Не до конца убежденные, блеммии зашевелились.
– У тебя очень много последних слов, – пожаловалась Нанетт. – Когда мне уже можно будет размозжить тебе голову?
– Скоро, – заверил я ее. – Итак, как я сказал… мы на запад отправились!
Я поднял Калипсо на ноги: она опять расхныкалась (я тоже охнул пару раз).
– Что ты творишь?! – процедила она сквозь зубы.
– Помоги мне! – велел я. – Внимайте, недруги! Узрите наш путь!
И мы, пошатываясь, направились к бульдозеру. Руки Лео мелькали над рычагами. Двигатель с шумом заработал.
– Никакая это не история! – гаркнул полицейский. – Они убегают!
– Вовсе нет! – Я подсадил Калипсо и полез вслед за ней на бульдозер. – Итак, путь наш был долог, недели…
Лео дал задний ход. Бип! Бип! Бип! Отвал бульдозера начал подниматься.
– Вообразите, что вы в Лагере полукровок, – крикнул я толпе, – а мы начинаем свое путешествие.
Тут я понял свою ошибку. Я попросил блеммий что-то вообразить – они же были на такое просто не способны.
– Остановить их! – Полицейский поднял пистолет.
Его первый выстрел рикошетом отскочил от металлического отвала.
– Внимайте, друзья! – воззвал я. – Готовьте подмышки!
Но мы уже исчерпали запас их вежливости. Над нашими головами пролетел мусорный бак. Бизнесмен поднял каменную вазу и бросил ее в нас, разбив окно отеля.
– Быстрее! – поторопил я Лео.
– Я пытаюсь, чувак, – пробормотал он. – Это тебе не гоночный автомобиль.
Блеммии приближались.
– Осторожно! – закричала Калипсо.
В последний момент Лео успел развернуть бульдозер и отбить ножом отвала кованую скамейку. К несчастью, из-за этого мы оказались открытыми для новых атак. Нанетт метнула в нас дорожный знак словно гарпун. Металлический шест воткнулся в гусеницу, из которой тут же повалил пар и во все стороны разлетелись брызги масла, и наша спасительная машина остановилась.
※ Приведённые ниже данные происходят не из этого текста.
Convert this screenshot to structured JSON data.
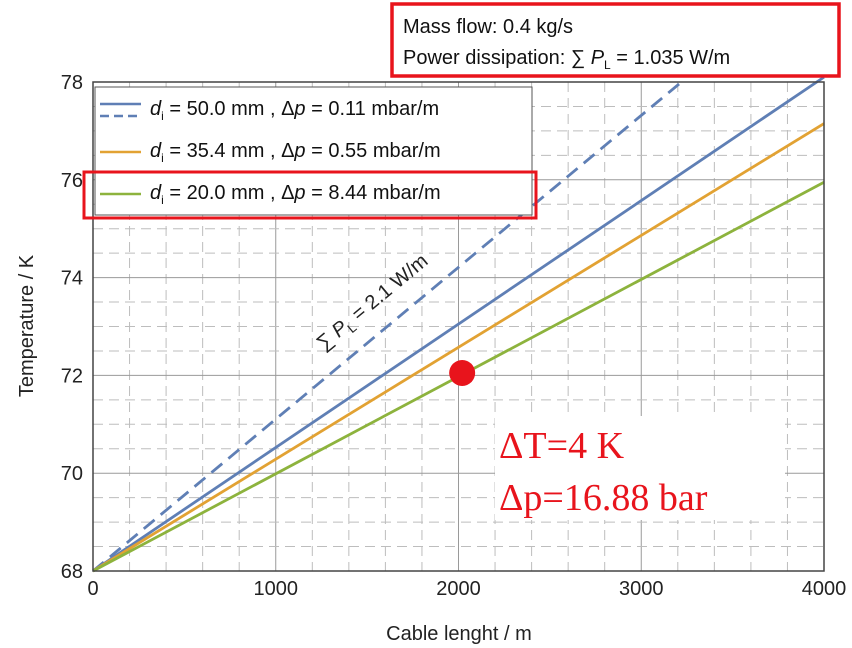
{
  "info_box": {
    "line1": "Mass flow: 0.4 kg/s",
    "line2_prefix": "Power dissipation: ∑ ",
    "line2_symbol": "P",
    "line2_sub": "L",
    "line2_suffix": " = 1.035 W/m",
    "border_color": "#e8141c"
  },
  "chart_data": {
    "type": "line",
    "xlabel": "Cable lenght / m",
    "ylabel": "Temperature / K",
    "xlim": [
      0,
      4000
    ],
    "ylim": [
      68,
      78
    ],
    "xticks": [
      0,
      1000,
      2000,
      3000,
      4000
    ],
    "yticks": [
      68,
      70,
      72,
      74,
      76,
      78
    ],
    "grid": true,
    "legend_position": "top-left",
    "series": [
      {
        "name": "d_i = 50.0 mm , Δp = 0.11 mbar/m",
        "legend": {
          "sym": "d",
          "sub": "i",
          "text1": " = 50.0 mm , Δ",
          "sym2": "p",
          "text2": " = 0.11 mbar/m"
        },
        "color": "#5f7fb5",
        "style": "solid",
        "x": [
          0,
          4000
        ],
        "y": [
          68,
          78.1
        ]
      },
      {
        "name": "dashed 50.0 mm",
        "color": "#5f7fb5",
        "style": "dashed",
        "x": [
          0,
          3220
        ],
        "y": [
          68,
          78
        ]
      },
      {
        "name": "d_i = 35.4 mm , Δp = 0.55 mbar/m",
        "legend": {
          "sym": "d",
          "sub": "i",
          "text1": " = 35.4 mm , Δ",
          "sym2": "p",
          "text2": " = 0.55 mbar/m"
        },
        "color": "#e2a233",
        "style": "solid",
        "x": [
          0,
          4000
        ],
        "y": [
          68,
          77.15
        ]
      },
      {
        "name": "d_i = 20.0 mm , Δp = 8.44 mbar/m",
        "legend": {
          "sym": "d",
          "sub": "i",
          "text1": " = 20.0 mm , Δ",
          "sym2": "p",
          "text2": " = 8.44 mbar/m"
        },
        "color": "#8db33d",
        "style": "solid",
        "x": [
          0,
          4000
        ],
        "y": [
          68,
          75.95
        ]
      }
    ],
    "annotations": {
      "dashed_label": {
        "prefix": "∑ ",
        "sym": "P",
        "sub": "L",
        "suffix": " = 2.1 W/m",
        "x": 1550,
        "y": 73.4,
        "color": "#5f7fb5"
      },
      "marker": {
        "x": 2020,
        "y": 72.05,
        "color": "#e8141c"
      },
      "note_lines": [
        "ΔT=4 K",
        "Δp=16.88 bar"
      ],
      "note_color": "#e8141c"
    }
  }
}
– Супер, – сказала Калипсо. – И что теперь?
Это был весьма подходящий момент для того, чтобы ко мне вернулась божественная сила. Я бы ринулся в битву и раскидал врагов как тряпичных кукол. Но не тут-то было: мои кости словно растаяли и стекли в ботинки. Руки тряслись так сильно, что попытайся я достать лук, вряд ли бы это у меня получилось. Ах, неужто моя блистательная жизнь оборвется здесь – под кулаками благовоспитанных безголовых американцев со Среднего Запада?!
Нанетт запрыгнула на капот бульдозера, ее ноздри оказались прямо передо мной – премерзкое зрелище. Лео попытался атаковать ее огнем, но в этот раз застать Нанетт врасплох не удалось. Она открыла рот и проглотила огненный шар, который не причинил ей никакого вреда – только вызвал небольшую отрыжку.
– Не расстраивайтесь, дорогие мои, – проговорила она. – Вам никогда не пробраться в синюю пещеру. Она под надежной охраной! Жаль, конечно, что вы умрете. До церемонии имянаречения осталось всего три дня, и вы с девчонкой должны были стать главными украшениями в процессии его рабов!
Я был слишком напуган, чтобы понять все, о чем она говорила. Девчонка… Неужели она имела в виду Мэг? Кроме этого я услышал только «синий»… «умрешь»… «раб», что в тот момент достаточно точно описывало меня.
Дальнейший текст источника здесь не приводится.